We won't move forward by applauding failure
Published 20/10/2015 | 00:00
Another Rugby World Cup, another abject failure for the Irish rugby team.
Despite all the 'boys did us proud' claptrap that the more forgiving fans tend to spout, that's exactly what it was --an unequivocal failure.
All we managed during a sub-standard tournament for the Irish was the expected drubbings of the cannon fodder and a laboured victory over a limited Italian side, before our one glimmer of light when we put the fickle French to the sword.
However, after watching their no-show against the All Blacks you could safely say that it's the worst French team in living memory with a clueless coach, and it's obvious that the money-fuelled Top 14 league has stolen the soul of the game in the Gallic nation.
It would be easy to roll out the predictable excuses about injuries and losing talismanic leaders from the squad, but the truth is we're just not good enough and Argentina cruelly exposed our limitations with an impressive display of force and flair.
The warning signs were clearly there when England were dismantled by Australia with military-like precision. We may have pipped Stuart Lancaster's men to a couple of Six Nations championships but we are pretty much on a par with the World Cup hosts and their demise clearly illustrated the enormity of our task.
The Wallabies may have survived by the skin of their teeth against a brave Scotland side but, unlike the ruthless All Blacks, they have a habit of taking teams for granted and given the correct application would have won the game comfortably, instead of falling over the line.
The Irish rugby team normally gets an easy time when it comes to criticism but to never win a knockout game in the World Cup is nothing short of shocking, and we couldn't have asked for a more favourable draw than this time around. When you consider that New Zealand, Australia, South Africa, Argentina, England, Ireland, Wales, France and at a push Scotland are the only half decent sides playing the game, never reaching the semi-finals is simply not good enough.

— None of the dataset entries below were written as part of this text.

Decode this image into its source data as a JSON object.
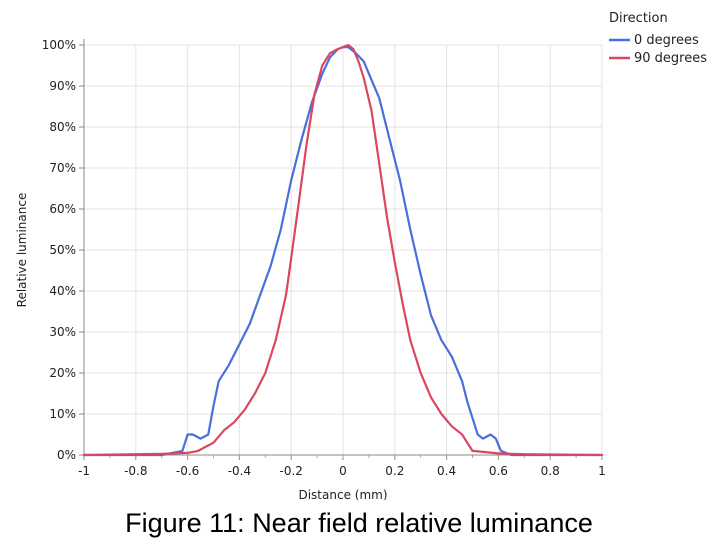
{
  "caption": "Figure 11: Near field relative luminance",
  "chart_data": {
    "type": "line",
    "xlabel": "Distance (mm)",
    "ylabel": "Relative luminance",
    "xlim": [
      -1,
      1
    ],
    "ylim": [
      0,
      100
    ],
    "x_ticks": [
      -1,
      -0.8,
      -0.6,
      -0.4,
      -0.2,
      0,
      0.2,
      0.4,
      0.6,
      0.8,
      1
    ],
    "x_tick_labels": [
      "-1",
      "-0.8",
      "-0.6",
      "-0.4",
      "-0.2",
      "0",
      "0.2",
      "0.4",
      "0.6",
      "0.8",
      "1"
    ],
    "y_ticks": [
      0,
      10,
      20,
      30,
      40,
      50,
      60,
      70,
      80,
      90,
      100
    ],
    "y_tick_labels": [
      "0%",
      "10%",
      "20%",
      "30%",
      "40%",
      "50%",
      "60%",
      "70%",
      "80%",
      "90%",
      "100%"
    ],
    "grid": true,
    "legend": {
      "title": "Direction",
      "position": "top-right"
    },
    "series": [
      {
        "name": "0 degrees",
        "color": "#4a6fdc",
        "points": [
          [
            -1,
            0
          ],
          [
            -0.7,
            0
          ],
          [
            -0.62,
            1
          ],
          [
            -0.6,
            5
          ],
          [
            -0.58,
            5
          ],
          [
            -0.55,
            4
          ],
          [
            -0.52,
            5
          ],
          [
            -0.5,
            12
          ],
          [
            -0.48,
            18
          ],
          [
            -0.44,
            22
          ],
          [
            -0.4,
            27
          ],
          [
            -0.36,
            32
          ],
          [
            -0.32,
            39
          ],
          [
            -0.28,
            46
          ],
          [
            -0.24,
            55
          ],
          [
            -0.2,
            67
          ],
          [
            -0.16,
            77
          ],
          [
            -0.12,
            86
          ],
          [
            -0.08,
            93
          ],
          [
            -0.05,
            97
          ],
          [
            -0.02,
            99
          ],
          [
            0,
            99.5
          ],
          [
            0.02,
            99.5
          ],
          [
            0.05,
            98
          ],
          [
            0.08,
            96
          ],
          [
            0.1,
            93
          ],
          [
            0.14,
            87
          ],
          [
            0.18,
            77
          ],
          [
            0.22,
            67
          ],
          [
            0.26,
            55
          ],
          [
            0.3,
            44
          ],
          [
            0.34,
            34
          ],
          [
            0.38,
            28
          ],
          [
            0.42,
            24
          ],
          [
            0.46,
            18
          ],
          [
            0.48,
            13
          ],
          [
            0.5,
            9
          ],
          [
            0.52,
            5
          ],
          [
            0.54,
            4
          ],
          [
            0.57,
            5
          ],
          [
            0.59,
            4
          ],
          [
            0.61,
            1
          ],
          [
            0.65,
            0
          ],
          [
            1,
            0
          ]
        ]
      },
      {
        "name": "90 degrees",
        "color": "#d9485f",
        "points": [
          [
            -1,
            0
          ],
          [
            -0.7,
            0.3
          ],
          [
            -0.6,
            0.5
          ],
          [
            -0.56,
            1
          ],
          [
            -0.5,
            3
          ],
          [
            -0.46,
            6
          ],
          [
            -0.42,
            8
          ],
          [
            -0.38,
            11
          ],
          [
            -0.34,
            15
          ],
          [
            -0.3,
            20
          ],
          [
            -0.26,
            28
          ],
          [
            -0.22,
            39
          ],
          [
            -0.2,
            48
          ],
          [
            -0.17,
            62
          ],
          [
            -0.14,
            76
          ],
          [
            -0.11,
            88
          ],
          [
            -0.08,
            95
          ],
          [
            -0.05,
            98
          ],
          [
            -0.02,
            99
          ],
          [
            0,
            99.5
          ],
          [
            0.02,
            100
          ],
          [
            0.04,
            99
          ],
          [
            0.06,
            96
          ],
          [
            0.08,
            92
          ],
          [
            0.11,
            84
          ],
          [
            0.14,
            71
          ],
          [
            0.17,
            58
          ],
          [
            0.2,
            47
          ],
          [
            0.23,
            37
          ],
          [
            0.26,
            28
          ],
          [
            0.3,
            20
          ],
          [
            0.34,
            14
          ],
          [
            0.38,
            10
          ],
          [
            0.42,
            7
          ],
          [
            0.46,
            5
          ],
          [
            0.48,
            3
          ],
          [
            0.5,
            1
          ],
          [
            0.55,
            0.7
          ],
          [
            0.6,
            0.4
          ],
          [
            0.7,
            0.2
          ],
          [
            1,
            0
          ]
        ]
      }
    ]
  }
}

It's impossible to argue against the belief that we just don't show up for the big occasion and our lack of ambition and the one-dimensional nature of our play was blindingly obvious on Sunday.
Of course, the eternally happy back-patters will argue that we've managed to win the ones that matter in the Six Nations, but sadly in comparison to the Rugby Championship down under, it's more like an all-weather handicap around Wolverhampton than the Epsom Derby.
The southern hemisphere teams play a far more attractive and expansive game that encourages skill and deft play and doesn't just rely on brute force.
The quick hands and off-loads produced by the All Blacks would have you oohing and aahing and if most of our squad, or any other northern hemisphere players for that matter, tried it they would rupture something and end up in A&E.
It's probably no coincidence that the four semi-finalists haven't been ravaged by injury to the same extent as their European rivals given that they let the ball do most of the work instead of mindlessly and repeatedly running into blind alleys and kicking the ball into the high heavens and leaping like hopeful gazelles into the air and praying that they get the right bounce of the oval ball.
Ireland may be good enough to win the Six Nations, but like it or not, it is just a regional tournament.
It's always a fine achievement to win it but as we've been brutally reminded at the weekend, despite world rankings telling us otherwise, it's far from an accurate reflection of where we stand in the game globally.
Argentina have shown that it's possible to improve rapidly when you're playing the best regularly so instead of laughing at England's demise we need to see them getting back to their world-beating best sooner rather than later, as the only way Ireland can improve is if the Six Nations as whole is on an upward curve.
To that end, we also need France to start taking the Six Nations seriously again and getting back to the beautiful care-free brand of rugby that we all fell in love with, where they would attack from all angles and run the ball from anywhere, even behind their own try line.
We've a long way to go to punch on level weights on a world stage but for now, instead of applauding failure, we have to take a long, hard look at why things went so badly askew, and try our damnedest to put it right.